Broker sees Sepura as attractive potential takeover target

Following an approach from a possible buyer in July, Liberum Capital analyst believes the current weakness of the Cambridge-based digital two-way radio solutions and applications group will attract further acquisition interest

Broker sees Sepura as attractive potential takeover target

Shares in Sepura, the digital communications group which suffered a major fall in share price last week following a negative trading update, rallied a little earlier today (19 September 2016) after broker Liberum Capital suggested that the company was an attractive takeover target.

The share price rose 0.3p (1.9%) to 15.8p today after plummeting by 65% from 28.45p to 15.3p on Wednesday 14 September with a further 3% fall of 0.37p to 11.63p on Thursday 15 September.

Ben Bourne, analyst at Liberum, said in a note today (19 Sept): “Following a preliminary approach announced in July, Sepura’s current situation will draw other potential acquirers. A large installed base of TETRA radios and a foothold in the nascent US market are attractions.”

Last week's fall was triggered by a trading update to the London Stock Exchange on Wednesday 14 September in which Sepura revealed its adjusted EBITDA for the financial year 2017 could be 60% lower than anticipated and that it may have to ask its lenders to waive certain covenants from next March. In addition, CEO Gordon Watling (pictured) is taking extended time off to recovery from injuries suffered in an accident earlier this year

Sepura's trading update said: “Order intake in recent months has been lower than the board's expectations as a result of emerging delays in device refresh opportunities in a number of key markets, primarily through budgetary pressures which are extending product lifecycles. At the same time, key contract awards in the group's systems business have also been subject to delay.

“The latest sales pipeline and associated timing indicates that order intake for the full year will have a significant impact on the group's FY17 revenues. As a result the board now anticipates adjusted EBITDA for the current financial year could be circa 60% lower than its previous expectations.
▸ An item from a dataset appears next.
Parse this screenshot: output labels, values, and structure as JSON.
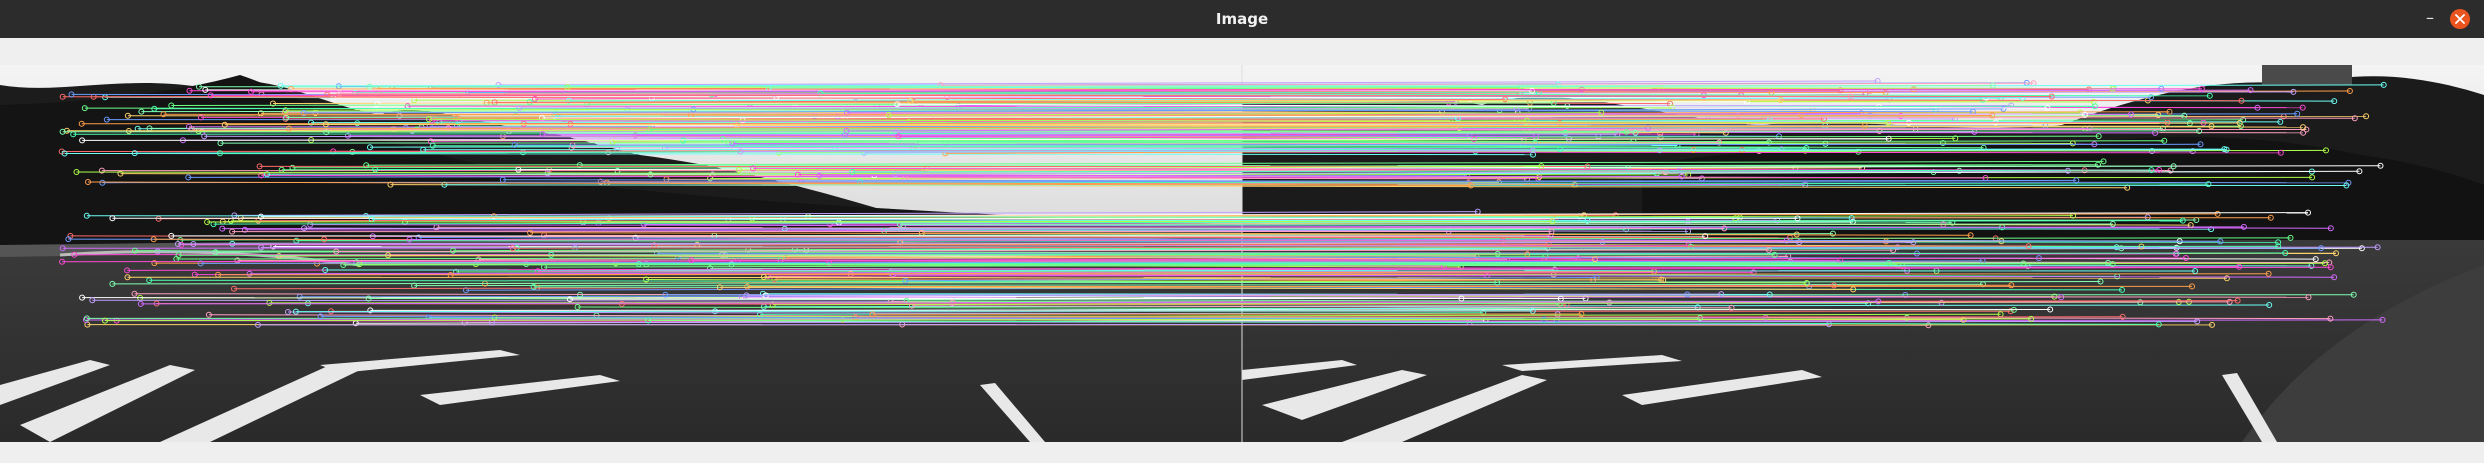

“The group has sufficient liquidity for its forecast needs. The revised revenue expectations may require Sepura to discuss with its lenders a possible waiver of certain of its covenants from March 2017. Further significant savings are being targeted to realign fundamentally the cost base as part of the continual drive for operational efficiencies across the group.”

Chief financial officer Richard Smith has been appointed acting CEO with immediate effect in addition to his existing responsibilities and the Board is now reviewing senior management capacity and responsibilities.

Smith said last week: “It has become clear that we will not be able to meet our original adjusted EBITDA target. Realigning and reducing the cost base will help mitigate the impact of lower revenues in the current year. Our strong sales pipeline continues to give us confidence in the group's longer-term prospects.”

Following its 2016 results, Sepura announced it was raising £65m to help ease its financial constraints, partly caused by its purchase of Spanish firm Teltronic. It also announced it was pulling out of the DMR two-way radio market (which it only entered in November 2013) and would concentrate on the TETRA two-way radio market with particular emphasis on the burgeoning North American TETRA opportunity.